Mal ganz ehrlich: Geht auf nen Schießstand oder in ein Schießkino und schieß auf den laufenden Keiler. Dann siehst Du, ob Du Dein Glas nehmen kannst oder halt eins von "neumodischen Dingern" brauchst. Ist ein wenig Personenabhängig.

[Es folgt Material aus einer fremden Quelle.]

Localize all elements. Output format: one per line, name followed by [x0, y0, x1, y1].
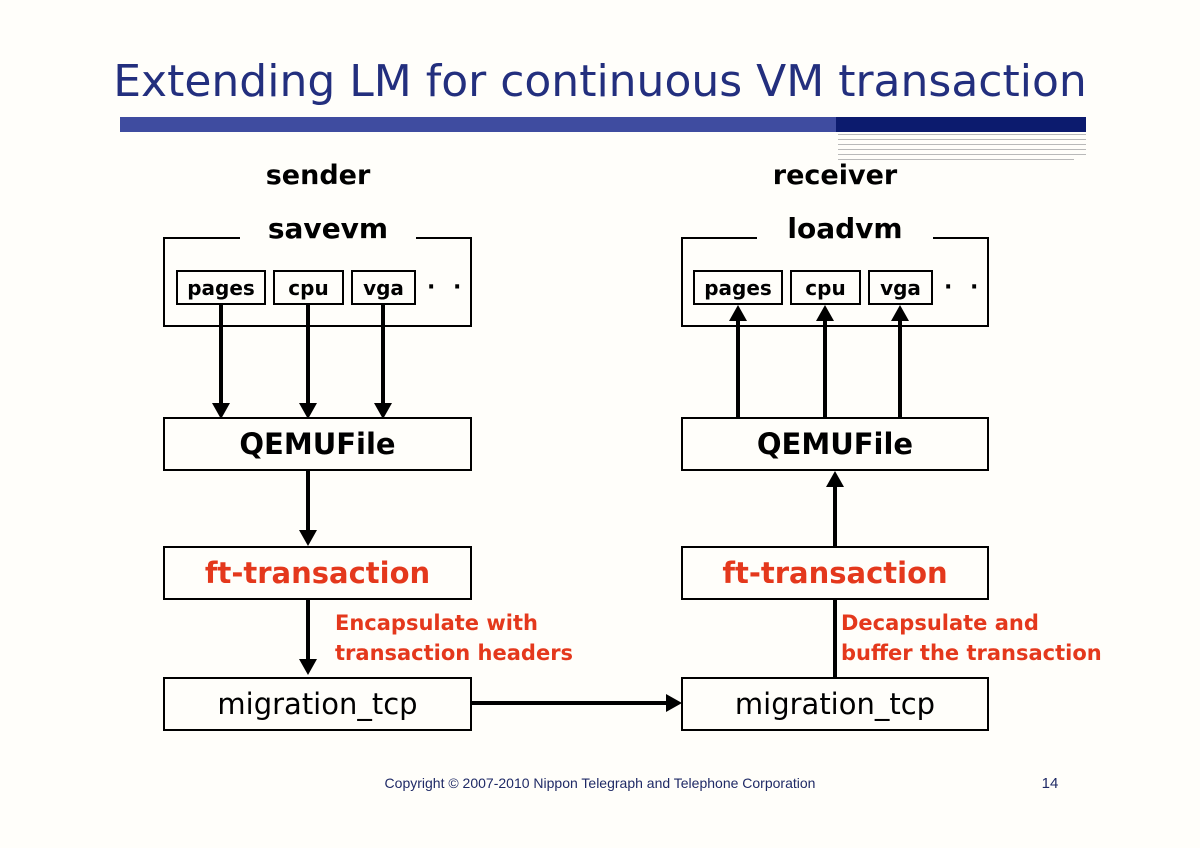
page-title: Extending LM for continuous VM transacti… [0, 56, 1200, 107]
receiver-box-migration-tcp[interactable]: migration_tcp [681, 677, 989, 731]
sender-arrow-head-qemufile [299, 530, 317, 546]
sender-arrow-line-cpu [306, 305, 310, 410]
sender-annotation: Encapsulate with transaction headers [335, 608, 573, 669]
receiver-annotation: Decapsulate and buffer the transaction [841, 608, 1102, 669]
sender-arrow-line-vga [381, 305, 385, 410]
receiver-heading: receiver [681, 160, 989, 191]
sender-arrow-line-pages [219, 305, 223, 410]
sender-arrow-head-ft [299, 659, 317, 675]
slide-canvas: Extending LM for continuous VM transacti… [0, 0, 1200, 848]
receiver-ellipsis: · · [944, 275, 983, 300]
receiver-arrow-head-pages [729, 305, 747, 321]
receiver-box-ft-transaction[interactable]: ft-transaction [681, 546, 989, 600]
sender-box-ft-transaction[interactable]: ft-transaction [163, 546, 472, 600]
network-link-line [472, 701, 668, 705]
sender-sub-box-cpu[interactable]: cpu [273, 270, 344, 305]
receiver-sub-box-vga[interactable]: vga [868, 270, 933, 305]
sender-sub-box-vga[interactable]: vga [351, 270, 416, 305]
footer-copyright: Copyright © 2007-2010 Nippon Telegraph a… [0, 775, 1200, 791]
accent-bar-left [120, 117, 836, 132]
accent-bar-right [836, 117, 1086, 132]
receiver-arrow-line-pages [736, 321, 740, 417]
receiver-arrow-line-cpu [823, 321, 827, 417]
sender-group-label: savevm [240, 212, 416, 245]
sender-sub-box-pages[interactable]: pages [176, 270, 266, 305]
receiver-arrow-line-ft [833, 600, 837, 677]
network-link-arrow-head [666, 694, 682, 712]
sender-box-qemufile[interactable]: QEMUFile [163, 417, 472, 471]
footer-page-number: 14 [1030, 775, 1070, 792]
sender-ellipsis: · · [427, 275, 466, 300]
receiver-arrow-line-qemufile [833, 487, 837, 546]
sender-heading: sender [163, 160, 473, 191]
receiver-group-label: loadvm [757, 212, 933, 245]
sender-arrow-line-ft [306, 600, 310, 662]
sender-box-migration-tcp[interactable]: migration_tcp [163, 677, 472, 731]
receiver-sub-box-cpu[interactable]: cpu [790, 270, 861, 305]
receiver-arrow-line-vga [898, 321, 902, 417]
sender-arrow-line-qemufile [306, 471, 310, 533]
receiver-box-qemufile[interactable]: QEMUFile [681, 417, 989, 471]
receiver-arrow-head-vga [891, 305, 909, 321]
receiver-sub-box-pages[interactable]: pages [693, 270, 783, 305]
receiver-arrow-head-qemufile [826, 471, 844, 487]
receiver-arrow-head-cpu [816, 305, 834, 321]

Ich persönliche nehme auf Drückjagden auch mein variables Glas (1,5- 10x56) bei 4- facher Vergrößerung. Geht recht gut (zumindest treffe ich damit :wink: ). Nen Kumpel hats mal auf dem Stand probiert und schießt seitdem wieder bevorzugt über die offene Visierung, weil weder mit dem einen noch dem anderen richtig hinkommt. Ist ja eigentlich auch egal, was man nimmt, Hauptsache man trifft anständig.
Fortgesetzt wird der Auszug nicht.